Generalized linear models (GLMs) with gamma distribution were constructed to evaluate healthcare services, healthcare, and long-term care costs among each variable. We calculated the number of inpatient and outpatient days, costs of healthcare services, and long-term care costs per month, using records from the database during this study period and the number of follow-up months. The independent variables were physician visit frequency, sex, age category, residential facility, long-term care level, mortality, and comorbidity. The reference measures were a lower frequency of physician visits, male, aged 75–79, home resident, no long-term care level, no morbidity, and no comorbidity. Following these analyses, we calculated the marginal means of days (each separately: inpatient and outpatient days for all diseases, inpatient and outpatient days for PD) and marginal means of cost (each separately: total of healthcare and long-term care costs, healthcare and inpatient costs for all diseases, healthcare and inpatient costs for PD, and long-term care costs, USD 1 = JPY 110) per month, per participant.
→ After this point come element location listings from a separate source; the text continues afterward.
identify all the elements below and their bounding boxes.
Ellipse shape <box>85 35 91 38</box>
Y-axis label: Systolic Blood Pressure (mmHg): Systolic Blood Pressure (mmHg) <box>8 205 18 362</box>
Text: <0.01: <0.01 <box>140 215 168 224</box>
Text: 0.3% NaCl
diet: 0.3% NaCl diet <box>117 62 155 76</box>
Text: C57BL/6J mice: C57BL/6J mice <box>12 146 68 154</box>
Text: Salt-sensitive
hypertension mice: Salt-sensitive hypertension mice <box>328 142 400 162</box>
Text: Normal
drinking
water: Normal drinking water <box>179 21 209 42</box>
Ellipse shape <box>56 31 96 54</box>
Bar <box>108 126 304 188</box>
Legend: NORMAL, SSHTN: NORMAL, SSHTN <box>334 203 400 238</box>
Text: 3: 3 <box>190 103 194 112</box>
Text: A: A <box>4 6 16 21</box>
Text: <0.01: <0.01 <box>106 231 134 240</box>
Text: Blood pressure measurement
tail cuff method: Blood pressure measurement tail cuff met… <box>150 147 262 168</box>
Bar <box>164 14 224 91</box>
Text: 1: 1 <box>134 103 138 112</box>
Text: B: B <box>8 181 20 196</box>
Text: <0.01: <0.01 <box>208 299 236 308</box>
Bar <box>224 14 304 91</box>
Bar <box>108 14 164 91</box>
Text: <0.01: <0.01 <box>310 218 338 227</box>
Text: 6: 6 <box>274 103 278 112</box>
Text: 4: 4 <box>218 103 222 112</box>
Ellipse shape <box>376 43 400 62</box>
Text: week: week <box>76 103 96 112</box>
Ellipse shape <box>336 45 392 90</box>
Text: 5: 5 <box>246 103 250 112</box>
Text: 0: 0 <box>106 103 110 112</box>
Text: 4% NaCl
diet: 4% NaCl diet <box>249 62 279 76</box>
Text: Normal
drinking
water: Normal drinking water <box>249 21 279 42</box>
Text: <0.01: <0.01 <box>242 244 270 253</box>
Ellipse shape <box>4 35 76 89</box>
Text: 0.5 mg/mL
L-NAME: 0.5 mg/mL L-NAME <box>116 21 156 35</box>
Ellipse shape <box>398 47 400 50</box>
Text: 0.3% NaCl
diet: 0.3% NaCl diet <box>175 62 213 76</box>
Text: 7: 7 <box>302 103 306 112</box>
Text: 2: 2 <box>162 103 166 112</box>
Inpatient and outpatient days were assumed, except for participants with healthcare institutes for resident facilities.
We used Microsoft SQL server Management Studio 18 software to extract the data and Stata BE 17.0 (StataCorp LLC, College Station, TX, USA) for the analyses.
This study was approved by the Institutional Review Board of Kyushu University (Clinical Bioethics Committee of the Graduate School of Healthcare Sciences, Kyushu University).